Also in this news brief – 1) McKinsey Insights’ “North American Shale Oil Outlook to 2025” 2) Shale drillers turn to refracturing wells 3) US drillers spend big on “super-spec” rigs
Canada imports more than twice as much per day as next leading importer of US oil (China)
Reuters – U.S. crude oil exports reached 1.02 million barrels per day in May, slightly higher than the 1.00 million bpd in April, foreign trade data from the U.S. Census Bureau showed on Thursday.
Exports to Canada were 372,000. Exports to China were 147,000. Exports to Netherlands were 108,000. Exports to Malaysia were 68,000. Exports to United kingdom were 63,000. Exports to Colombia were 48,000. Exports to Curacao were 32,000. Exports to Peru were 25,000. Exports to Bahamas were 23,000. Exports to Spain were 23,000. Exports to Norway were 22,000. Exports to Italy were 22,000. Exports to France were 21,000. Exports to Korea, south were 16,000. Exports to Dominican republic were 16,000. Exports to Japan were 10,000. Exports to Argentina were 9,000.
Highlights of McKinsey Insights “North American Shale Oil Outlook to 2025”
McKinsey Insights – US shale production could surge to 9 million barrels per day by 2025 if West Texas Intermediate prices stabilize between $60 and $70 per barrel, according to a report from McKinsey Energy Insights. Under this scenario, shale drilling and completion activity would increase at a 20% annual rate while production would grow by 12%.
- The Permian’s average core break-even price for 2017 is less than $41/b. Low breakeven is enabling the Permian to remain profitable despite well cost increases of 30%.
- The Permian is experiencing 10 times the IP of Eagle Ford and Bakken combined. The Permian’s IP growth rate for the past 5 years was 20% compared to Eagle Ford and Bakken (2%), and the Permian has more remaining drilling locations as it is still in the early development stage.
- Total capex will grow at 25% p.a. through 2021. Increased drilling and completion activity will require total capex spend to grow to near 2014 spend levels; however, production will have nearly doubled since 2014.
- Drilling and completions to grow by 20% p.a through 2021. Under the base “Price Recovery” scenario (WTI $65-70/bbl from 2019 onward), drilling and completions are expected to grow rapidly at 20% p.a., and production will grow at 12% p.a. through 2021.

Shale drillers turn to refracturing to improve productivity, efficiency
Hart Energy – US shale producers are increasingly opting to refracture existing wells instead of drilling and completing new ones to improve productivity and reduce costs, write Riley McFall of Sundance Energy and Jason Baihly, Garrett Lindsay, Kevin Mullen and Jung Shin of Schlumberger.
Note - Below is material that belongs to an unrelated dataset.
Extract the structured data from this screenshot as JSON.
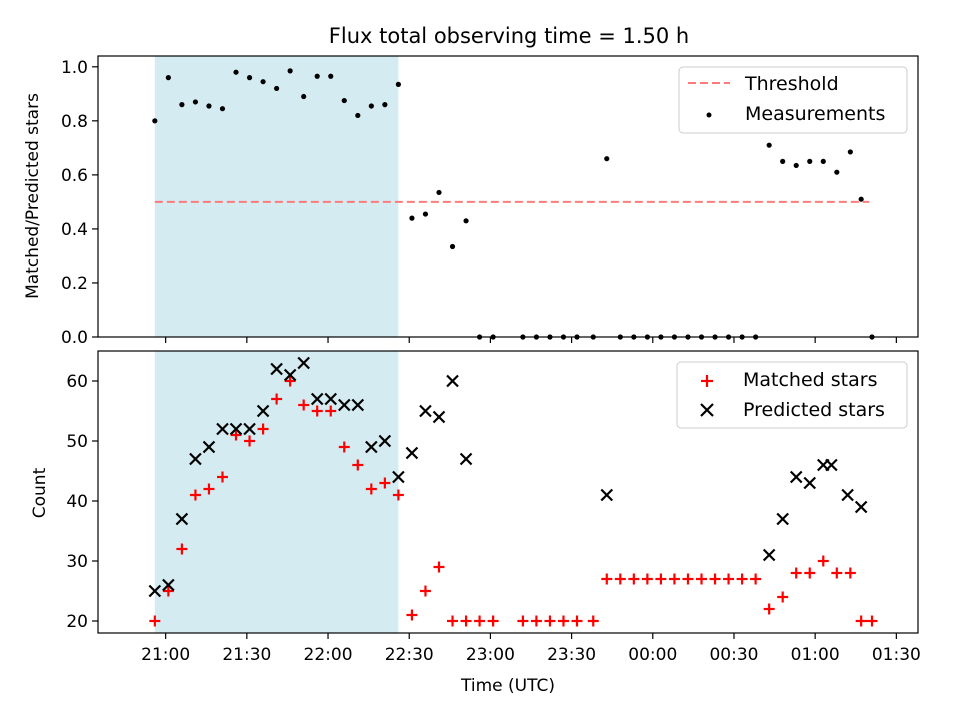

In its early years, refracturing delivered mixed results, but improvements in connectivity, data collection and treatment designs together with a better understanding of the technique made refracturing more efficient and popular.
US drillers spend tens of thousands on “super-spec” rigs, Canadian rig supplier Xtreme Drilling Corp. now has 3,000 operating days under term contract
Houston Chronicle – US oil companies are spending up to $23,500 per day to contract “super-spec” rigs, which drill wells faster than older rigs, as producers become more willing to pay 10% to 20% more than spot rates in the Permian Basin and the Eagle Ford Shale for more efficient drilling.
Super-spec rigs can cut the time needed to drill a well to under 10 days.
Xtreme Drilling Corp., a Canadian rig supplier, said this week it has locked in more than $24 million in revenue over the next year with three contracts for upgraded super-spec rigs, pushing the rig day rates toward $22,000 a day.
Xtreme recently finalized 18-month term contracts for the remaining two 850XE drilling rigs. Both rigs will
work for the same customer in the Utica play of the Appalachian Basin. It is anticipated these two rigs will
commence operations in the mid- and late-fourth quarter of 2017, respectively.
The operator is a leading Utica E&P Company with multiple rigs under contract and a significant backlog of wells to be drilled.
Xtreme previously announced the first of three 850XE rigs was contracted to an operator in Oklahoma on a
two-year term contract and should commence operation around September 1, 2017. The incremental
revenue from these three 850XE rig contracts is estimated to be more than $24 million USD in 2018.
In addition, the Company recently finalized new term contracts on two XDR500 rigs in the DJ Basin of
Colorado. These contracts will extend these two rigs through October 2018 and January 2019,
respectively.
In total, the Company now has more than 3,000 operating days under term contract. This is
an increase from approximately 240 days under term contract at the end of the first quarter of 2017.
The remainder of the Company’s active rigs operate under multi-well or well to well contracts.
Xtreme currently has eight of 10 XDR 500 rigs operating with the ninth XDR 500 contracted and anticipated
to commence operations by the end of July.
The Company also has one XDR 200 rig currently operating in North Dakota.